“What do you mean?” Dylan is right in front of me, hands gripping my upper arms and staring me down. “What do you mean, what you gave up?”
“The fucking plea bargain, Dylan.” I push him away, my chest pounding and my hands shaking. “The plea bargain. The one you two agreed to. I had to agree to it too.”
Levi and Dylan glance at each other, confusion furrowing their brows.
“What do you-”
I cut Dylan off with a wave of my hand. “You really think I wouldn’t have come to see you? You really think all I wanted to send you was those stupid nothing letters? Neither of you ever stopped to think that maybe, just maybe, something else was going on?”
Dylan’s face crumples, and he cradles my jaw in his hands. “Stella, what did they do?”
I’ve gone too far. I shouldn’t have said anything. This is going to make it worse. This is going to fuel the vengeance I can feel simmering within them both just beneath the surface. But it’s too late. A scalding hot tear runs down my cheek, and I shake my head, wishing I could rewind time and be back in bed with the both of them, love-drunk and warm, and miles away from the reality that’s just going to tear us apart again.
“Gloria made me do it.” I whisper, trying to shield Levi from more pain, from more distance from his family. “Her, and Oswald. They came to me and said if I cared about the two of you, I’d agree to it. I wasn’t allowed to come and see you, and I had to let them read all my letters first. It wasn’t until… Until I fought it, and got to you when your parole was announced, that I was able to… To…”
“But why?” Levi’s voice is drenched with pain, and when I gaze over Dylan’s shoulder at him, his face is dark and filled with grief, shoulders sagging. “Why would they do that?”
“Your grandfather said it would help us all forget.” I want to run away, but instead I sag into Dylan’s arms, and he holds me to his chest, hands threading into my hair. “As if I could ever forget. As if I could ever stop loving you.”
“Guera, I’m so sorry.” Dylan’s lips caress my forehead, and Levi is at my back, fingers running down my bare arms.
“Baby girl, we’re not going back to prison.” Levi’s voice is warm against my ear. “You hear me? We’re not going back to prison. Ever.”
“Levi, please.”
“No.” Levi presses me between them. “Baby girl, no matter what happens, we’re not going back there.”
“If you do this, I’ll lose you again.” I gesture to the phone. “And they’re watching us. They’re threatening some innocent woman and her fuckingchild. You have to stop. We have to warn her.”
Dylan shakes his head, dark eyes gazing down at me. “No, that will place her in more danger. I’ll have eyes on her, make sure she’s safe, I promise.”
“Dylan, you cannot burn the world down for this.”
“Yes, we can.” Levi’s voice is heavy, and he strokes a hand down my arm. “And those men will pay.”
I feel weak between them, weak and helpless and part of a plan that I once again have no control over, one I can only stand by and watch play out in front of me. My head falls against Dylan’s chest, and I sigh heavily, trying not to cry, because that won’t make anything better.
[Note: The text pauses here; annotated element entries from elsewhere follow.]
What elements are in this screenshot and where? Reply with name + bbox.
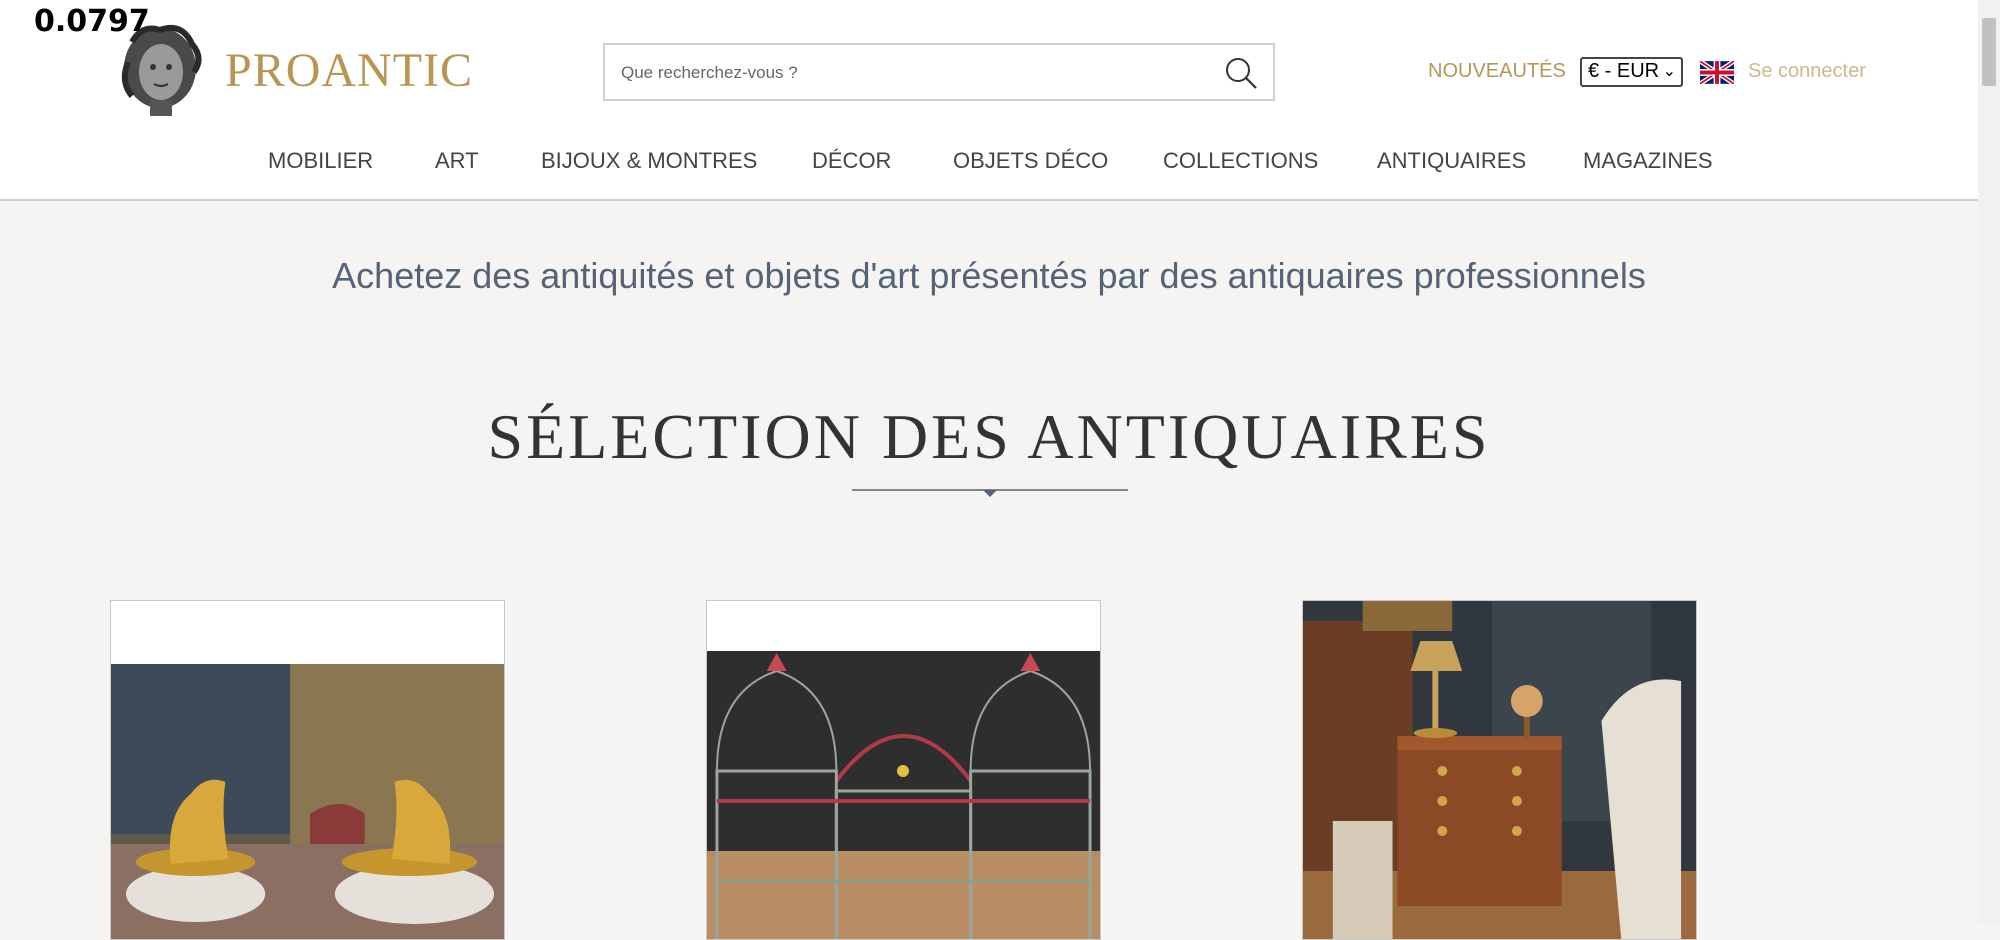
product-image-nightstand[interactable] — [1303, 601, 1696, 940]
search-input[interactable] — [619, 57, 1183, 89]
nav-item-collections[interactable]: COLLECTIONS — [1163, 148, 1318, 174]
product-card-3[interactable] — [1302, 600, 1697, 940]
search-icon[interactable] — [1223, 55, 1259, 91]
product-card-2[interactable] — [706, 600, 1101, 940]
overlay-value: 0.0797 — [34, 4, 150, 39]
nav-item-objets-deco[interactable]: OBJETS DÉCO — [953, 148, 1108, 174]
nav-item-bijoux-montres[interactable]: BIJOUX & MONTRES — [541, 148, 757, 174]
nav-item-art[interactable]: ART — [435, 148, 479, 174]
product-image-birdcage[interactable] — [707, 651, 1100, 940]
product-card-1[interactable] — [110, 600, 505, 940]
nav-item-decor[interactable]: DÉCOR — [812, 148, 891, 174]
currency-select[interactable]: € - EUR ⌄ — [1580, 57, 1683, 87]
title-divider — [852, 489, 1128, 497]
uk-flag-icon[interactable] — [1700, 61, 1734, 84]
top-header: PROANTIC NOUVEAUTÉS € - EUR ⌄ Se connect… — [0, 0, 1978, 201]
product-image-cats[interactable] — [111, 664, 504, 940]
nouveautes-link[interactable]: NOUVEAUTÉS — [1428, 60, 1566, 83]
scrollbar-thumb[interactable] — [1982, 18, 1996, 86]
brand-name[interactable]: PROANTIC — [225, 43, 473, 98]
chevron-down-icon: ⌄ — [1662, 63, 1676, 80]
nav-item-magazines[interactable]: MAGAZINES — [1583, 148, 1713, 174]
nav-item-mobilier[interactable]: MOBILIER — [268, 148, 373, 174]
section-title: SÉLECTION DES ANTIQUAIRES — [487, 401, 1491, 472]
currency-value: € - EUR — [1588, 60, 1660, 82]
nav-item-antiquaires[interactable]: ANTIQUAIRES — [1377, 148, 1526, 174]
page-scrollbar[interactable] — [1978, 0, 2000, 923]
login-link[interactable]: Se connecter — [1748, 60, 1866, 83]
page-tagline: Achetez des antiquités et objets d'art p… — [332, 255, 1646, 296]
search-box — [603, 43, 1275, 101]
“I need you both to promise me you won’t do anything stupid,” I murmur, knowing full well my pleas are falling on unhearing ears.
“Everything’s going to be just fine,” Dylan assures me, kissing my forehead again and again.
His words don’t make me feel any better.
Going back to work is the last thing I want to do.
I procrastinate way too long on getting dressed and ready, the house quiet since Dylan and Levi have already left for the garage early in the morning. We didn’t talk any more about their plans for revenge, because there isn’t any point.
And maybe, just maybe, deep down I want the men who hurt me to pay.
I hate admitting it to myself, struggling to meet my own eyes in the mirror as I apply make-up. But maybe some small part of me wishes the woman looking back at me could take that gun in hand herself. I don’t think I could ever kill somebody, but the thought of getting revenge, hearing someone beg for their own life while I’m completely in control of it, someone who hurt me and left me with trauma so deep it almost drowned me for years…
My phone rings, jerking me from my thoughts. My heart leaps into my throat when I see it’s the office, and I panic for a second that I mooched around forwaytoo long, and am, in fact,now late for my first day back. I surely didn’t lose track of time that badly?
My eyes flash to the time on the screen. It’s only 8.10AM. I’m nowhere near late.
“Hello?” I say, pressing the phone to my ear. “This is Stella.”
“Hi Stella, it’s Clark here.” My boss’s voice is stern, and I instantly feel as though I’m in trouble. My boss calling me this early on a Monday? Something is definitely wrong.